Dr Lalioti, as assistant professor in the Department of Obstetrics Gynecology and Reproductive Sciences at Yale, said: "When a woman undergoes in vitro fertilisation, she receives medication called Follicle Stimulating Hormone to produce more than one oocyte, which is the normal production each month. Cells called granulosa cells, which surround the oocyte, receive the FSH; these cells excrete other factors that ‘feed’ the oocyte. The granulosa cells have proteins present on their surface called FSH receptors (or FSHR) and it is these proteins that stick to the FSH and then carry signals into the cell’s interior. When we looked at a portion of these granulosa cells in the laboratory we saw that in some women, who produced very few oocytes, there were some receptors that lacked a piece of the protein, although there were still other, normal FSHR in the women’s cells."
The abnormal FSHR contained a deleted sequence of protein called exon 2 that is an important part of the protein that binds the FSH; FSHR with the exon 2 deletion was only detected in women younger than 35 who had a poor response to FSH and yielded less than four oocytes in a follicle stimulating cycle.
"We produced the normal and abnormal protein in the lab in a different type of cell called HEK293 (Human Embryonic Kidney) which is a common cell type used in the labs to examine properties of proteins. We saw that when the abnormal receptor was present, the normal one could no longer work as well as it does when it is the only protein present," explained Dr Lalioti. "The receptor is normally present on the cell surface in order to meet and bind FSH, and it needs to go through a number of cellular checkpoints inside the cell that assure the quality of the protein presented on the surface. We saw that the abnormal receptor remains longer in one of these checkpoint compartments, indicating that the cell has detected a problem and is trying to correct it. In this way the abnormal FSHR can contribute to an abnormally low response to stimulation in certain women undergoing IVF."

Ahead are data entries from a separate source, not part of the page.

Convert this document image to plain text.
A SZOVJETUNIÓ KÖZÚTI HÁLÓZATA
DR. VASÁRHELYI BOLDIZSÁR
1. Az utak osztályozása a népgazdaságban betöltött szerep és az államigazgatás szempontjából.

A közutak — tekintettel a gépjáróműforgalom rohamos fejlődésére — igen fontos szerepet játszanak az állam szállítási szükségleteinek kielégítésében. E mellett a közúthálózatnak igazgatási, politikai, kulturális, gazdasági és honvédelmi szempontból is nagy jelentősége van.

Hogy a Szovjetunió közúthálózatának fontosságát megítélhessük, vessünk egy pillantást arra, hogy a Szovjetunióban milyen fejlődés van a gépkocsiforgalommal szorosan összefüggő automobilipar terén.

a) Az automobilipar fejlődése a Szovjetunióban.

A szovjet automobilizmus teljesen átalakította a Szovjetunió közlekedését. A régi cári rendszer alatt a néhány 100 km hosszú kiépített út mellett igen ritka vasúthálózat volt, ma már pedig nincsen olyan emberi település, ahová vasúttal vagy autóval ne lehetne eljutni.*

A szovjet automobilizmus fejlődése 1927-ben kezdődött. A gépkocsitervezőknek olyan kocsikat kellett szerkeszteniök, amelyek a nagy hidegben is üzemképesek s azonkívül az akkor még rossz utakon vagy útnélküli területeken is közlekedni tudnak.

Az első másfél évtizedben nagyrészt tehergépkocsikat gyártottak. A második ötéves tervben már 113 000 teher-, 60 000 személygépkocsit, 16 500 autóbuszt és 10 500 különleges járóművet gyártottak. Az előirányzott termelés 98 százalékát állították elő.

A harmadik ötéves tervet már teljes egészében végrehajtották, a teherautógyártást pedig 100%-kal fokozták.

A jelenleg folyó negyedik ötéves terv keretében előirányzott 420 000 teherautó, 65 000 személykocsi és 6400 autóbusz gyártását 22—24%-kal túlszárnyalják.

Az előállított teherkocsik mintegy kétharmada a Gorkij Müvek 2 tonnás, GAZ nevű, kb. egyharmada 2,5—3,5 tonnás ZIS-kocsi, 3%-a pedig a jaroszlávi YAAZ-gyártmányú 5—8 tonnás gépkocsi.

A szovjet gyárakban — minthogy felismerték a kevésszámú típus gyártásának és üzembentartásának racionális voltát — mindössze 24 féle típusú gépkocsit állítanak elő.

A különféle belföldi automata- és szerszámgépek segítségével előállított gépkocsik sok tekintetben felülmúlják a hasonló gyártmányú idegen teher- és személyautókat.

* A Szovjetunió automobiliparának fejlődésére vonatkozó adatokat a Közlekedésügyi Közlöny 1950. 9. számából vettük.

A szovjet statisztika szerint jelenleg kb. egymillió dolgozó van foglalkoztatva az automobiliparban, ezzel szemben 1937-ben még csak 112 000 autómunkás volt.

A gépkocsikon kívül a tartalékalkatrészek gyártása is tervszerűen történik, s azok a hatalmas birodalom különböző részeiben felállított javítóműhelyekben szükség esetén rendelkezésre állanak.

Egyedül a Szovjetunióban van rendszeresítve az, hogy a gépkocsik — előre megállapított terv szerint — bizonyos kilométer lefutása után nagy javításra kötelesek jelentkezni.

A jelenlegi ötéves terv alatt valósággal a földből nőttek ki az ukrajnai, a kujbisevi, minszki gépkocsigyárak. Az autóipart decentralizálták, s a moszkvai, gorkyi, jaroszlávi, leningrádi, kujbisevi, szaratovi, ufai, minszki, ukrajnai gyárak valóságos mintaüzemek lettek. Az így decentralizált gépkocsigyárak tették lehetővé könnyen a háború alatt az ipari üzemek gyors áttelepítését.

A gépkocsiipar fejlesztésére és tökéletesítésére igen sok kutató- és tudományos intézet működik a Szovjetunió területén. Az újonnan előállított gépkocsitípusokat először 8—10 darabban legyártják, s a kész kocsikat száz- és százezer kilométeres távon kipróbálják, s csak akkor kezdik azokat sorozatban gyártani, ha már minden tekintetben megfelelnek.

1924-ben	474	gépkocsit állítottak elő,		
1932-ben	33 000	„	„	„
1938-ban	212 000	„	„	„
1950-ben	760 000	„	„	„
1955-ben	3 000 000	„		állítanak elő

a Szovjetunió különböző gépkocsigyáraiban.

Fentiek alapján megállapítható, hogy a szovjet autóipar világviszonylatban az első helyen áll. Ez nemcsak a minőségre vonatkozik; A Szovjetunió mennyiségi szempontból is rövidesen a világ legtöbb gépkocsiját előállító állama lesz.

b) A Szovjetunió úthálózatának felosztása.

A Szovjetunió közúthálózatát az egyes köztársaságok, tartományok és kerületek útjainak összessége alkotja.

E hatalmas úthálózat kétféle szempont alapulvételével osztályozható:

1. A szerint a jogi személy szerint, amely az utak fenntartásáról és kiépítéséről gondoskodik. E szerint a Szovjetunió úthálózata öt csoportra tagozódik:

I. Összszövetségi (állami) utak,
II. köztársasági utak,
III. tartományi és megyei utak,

Dr Lalioti’s discovery of the mechanism behind why some young women have a poor response to FSH has important implications for future research and treatment of these women. "The importance of this finding is that it creates a link between genetic variation and sub-fertility. These women have a normal menstrual cycle and they may present to the fertility centre as patients with unexplained infertility, before their first IVF cycle that would reveal an ovarian stimulation defect," she said.
"Our finding explains why these women have a lower response to FSH. Currently, FSH is the only medication used to stimulate ovarian response, but once other medications are available that can bypass the receptor for FSH, they can be tested on these women. Also, at present we cannot predict if the women would profit from having higher doses of medication, and, in fact, some preliminary data from other groups show the opposite: that lower FSH may be more beneficial."
Future research will examine the FSHR signalling mechanisms within the cell and investigate how newly developed drugs might bypass the problems created by the genetic abnormality. "In the future, this could lead to personalised treatments for a sub-group of patients," said Dr Lalioti.
It is not known how many women have this particular genetic variation. Dr Lalioti found it in two out of five women that she tested. "These patients are hard to recruit because most patients with a low response to FSH do not complete the IVF cycle for financial reasons," she said. "We need to recruit more patients to discover how common it is." She and her colleagues will need a year to recruit and test more women, to set up collaborations with more fertility centres and to start to test new drugs that could promote oocyte production more effectively in these women.